Les importations portent surtout sur les biens d’équipement (38 % de la valeur des importations en 1995) et les produits agricoles (29 %).

Le gaz est exporté uniquement par voie terrestre, à travers l’Ukraine. Cette situation confère à Kiev un moyen de pression qui lui permet de ne pas honorer ses factures (en 1996, elle devait 1,6 milliard de dollars à Gazprom).

La construction d’un gazoduc à travers la Biélorussie et la Pologne permettra à la Russie de limiter cet inconvénient.

Les exportations de pétrole se font pour partie par voie terrestre (par la Biélorussie et l’Ukraine) et pour partie par voie maritime. Or, au temps de l’U.R.S.S., la totalité des capacités d’exportation de pétrole par la Baltique (25 % du total soviétique) avaient été installées dans les pays Baltes, devenus indépendants en 1991, et qui, depuis, taxent lourdement le pétrole russe.

Les capacités en mer Noire (40 %) se répartissaient pour un tiers en Ukraine et pour deux tiers en Russie (Novorossiisk).

Seuls les ports de Mourmansk, à l’extrémité ouest, bénéficiant de la dérive nord-atlantique, et Vladivostok, à l’est, restent accessibles toute l’année.

Entre les deux, la «route maritime du Nord», ne fonctionnait qu’à usage intérieur, trois mois par an, avec l’aide de brise-glace.

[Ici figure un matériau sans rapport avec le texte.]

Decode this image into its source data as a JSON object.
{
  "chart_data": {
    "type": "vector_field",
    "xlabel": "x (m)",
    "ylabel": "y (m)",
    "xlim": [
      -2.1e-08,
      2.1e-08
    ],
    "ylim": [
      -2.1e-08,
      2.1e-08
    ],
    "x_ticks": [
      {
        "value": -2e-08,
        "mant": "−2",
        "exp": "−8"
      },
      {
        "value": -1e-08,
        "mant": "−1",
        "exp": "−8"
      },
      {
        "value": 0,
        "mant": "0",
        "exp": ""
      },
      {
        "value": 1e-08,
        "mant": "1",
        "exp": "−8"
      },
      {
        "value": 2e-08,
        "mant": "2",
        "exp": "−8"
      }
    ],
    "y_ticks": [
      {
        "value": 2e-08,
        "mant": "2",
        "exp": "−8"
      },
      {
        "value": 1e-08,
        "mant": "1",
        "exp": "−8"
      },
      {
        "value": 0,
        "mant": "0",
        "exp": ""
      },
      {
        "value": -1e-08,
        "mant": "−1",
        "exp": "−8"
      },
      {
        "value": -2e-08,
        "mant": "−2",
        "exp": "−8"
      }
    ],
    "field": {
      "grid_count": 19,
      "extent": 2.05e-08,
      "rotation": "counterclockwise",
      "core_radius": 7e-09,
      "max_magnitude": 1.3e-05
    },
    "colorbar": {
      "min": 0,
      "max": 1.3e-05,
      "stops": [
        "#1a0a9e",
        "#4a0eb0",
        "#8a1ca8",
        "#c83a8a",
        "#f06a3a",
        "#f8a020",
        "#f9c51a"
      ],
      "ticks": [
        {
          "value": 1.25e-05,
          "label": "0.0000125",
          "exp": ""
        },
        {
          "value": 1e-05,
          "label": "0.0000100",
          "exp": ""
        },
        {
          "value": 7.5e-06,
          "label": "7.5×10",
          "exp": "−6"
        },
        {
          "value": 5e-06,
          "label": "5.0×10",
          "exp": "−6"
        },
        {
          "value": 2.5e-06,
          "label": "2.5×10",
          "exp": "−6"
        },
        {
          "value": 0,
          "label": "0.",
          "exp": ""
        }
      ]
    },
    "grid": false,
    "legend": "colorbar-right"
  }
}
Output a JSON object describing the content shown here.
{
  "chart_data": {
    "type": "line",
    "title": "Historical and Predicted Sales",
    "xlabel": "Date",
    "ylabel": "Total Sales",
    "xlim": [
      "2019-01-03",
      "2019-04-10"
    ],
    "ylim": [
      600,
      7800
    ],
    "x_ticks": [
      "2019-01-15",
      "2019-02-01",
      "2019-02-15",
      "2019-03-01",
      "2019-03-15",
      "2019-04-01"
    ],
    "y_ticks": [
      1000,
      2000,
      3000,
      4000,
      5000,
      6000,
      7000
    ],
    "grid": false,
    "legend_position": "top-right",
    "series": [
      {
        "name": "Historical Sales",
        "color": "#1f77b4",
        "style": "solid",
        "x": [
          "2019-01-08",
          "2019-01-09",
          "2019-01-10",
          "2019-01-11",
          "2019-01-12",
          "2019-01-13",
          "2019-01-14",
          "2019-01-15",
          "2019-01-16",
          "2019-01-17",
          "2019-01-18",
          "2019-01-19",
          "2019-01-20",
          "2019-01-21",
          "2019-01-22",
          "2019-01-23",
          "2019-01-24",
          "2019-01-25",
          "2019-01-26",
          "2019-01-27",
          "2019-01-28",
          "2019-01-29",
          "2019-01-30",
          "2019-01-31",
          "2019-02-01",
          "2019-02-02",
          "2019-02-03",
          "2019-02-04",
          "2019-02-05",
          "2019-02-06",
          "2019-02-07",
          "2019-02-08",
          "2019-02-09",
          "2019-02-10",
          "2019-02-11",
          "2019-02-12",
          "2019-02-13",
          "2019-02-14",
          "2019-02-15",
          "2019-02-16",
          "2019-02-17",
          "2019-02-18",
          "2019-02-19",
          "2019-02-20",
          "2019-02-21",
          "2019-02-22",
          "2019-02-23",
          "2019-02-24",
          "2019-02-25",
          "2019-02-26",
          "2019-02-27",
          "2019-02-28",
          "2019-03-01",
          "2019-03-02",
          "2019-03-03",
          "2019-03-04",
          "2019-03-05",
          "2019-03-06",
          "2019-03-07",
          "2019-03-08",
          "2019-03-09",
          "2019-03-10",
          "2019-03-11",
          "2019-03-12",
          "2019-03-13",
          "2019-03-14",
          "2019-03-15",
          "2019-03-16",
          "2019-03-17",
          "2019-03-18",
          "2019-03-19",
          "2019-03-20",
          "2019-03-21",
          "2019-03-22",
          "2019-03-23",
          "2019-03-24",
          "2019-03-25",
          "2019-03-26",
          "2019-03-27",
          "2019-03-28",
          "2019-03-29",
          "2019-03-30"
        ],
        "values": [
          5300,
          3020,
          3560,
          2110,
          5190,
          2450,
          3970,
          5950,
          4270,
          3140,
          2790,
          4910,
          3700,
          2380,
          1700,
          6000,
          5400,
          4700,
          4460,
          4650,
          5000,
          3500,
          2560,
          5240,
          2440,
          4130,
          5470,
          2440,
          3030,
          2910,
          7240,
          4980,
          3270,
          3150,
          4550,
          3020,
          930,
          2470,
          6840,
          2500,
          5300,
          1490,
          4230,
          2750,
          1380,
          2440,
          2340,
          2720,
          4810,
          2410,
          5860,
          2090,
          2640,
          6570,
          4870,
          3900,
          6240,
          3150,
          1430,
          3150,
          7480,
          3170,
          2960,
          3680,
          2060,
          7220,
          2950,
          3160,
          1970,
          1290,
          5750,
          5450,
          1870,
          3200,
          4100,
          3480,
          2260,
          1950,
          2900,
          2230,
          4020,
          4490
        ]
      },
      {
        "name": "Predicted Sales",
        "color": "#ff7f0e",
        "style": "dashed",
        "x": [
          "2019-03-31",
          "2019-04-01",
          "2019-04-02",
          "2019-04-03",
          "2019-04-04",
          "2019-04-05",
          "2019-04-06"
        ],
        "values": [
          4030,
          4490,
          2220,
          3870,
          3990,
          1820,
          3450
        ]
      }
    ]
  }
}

Avec l’effondrement des structures du pays, elle n’est plus utilisée qu’à l’ouest de l’Ienisseï Hormis Mourmansk et Vladivostok, très excentrés par rapport aux forces vives du pays.

2. La Russie puissance régionale dans le cadre de la C.E.L (Communauté des États indépendants)

La Communauté des États indépendants (C.E.L) a été constituée en 1991 à l’initiative du président de la Russie, Boris Eltsine. Ce n’est ni un État, ni une fédération, ni une confédération.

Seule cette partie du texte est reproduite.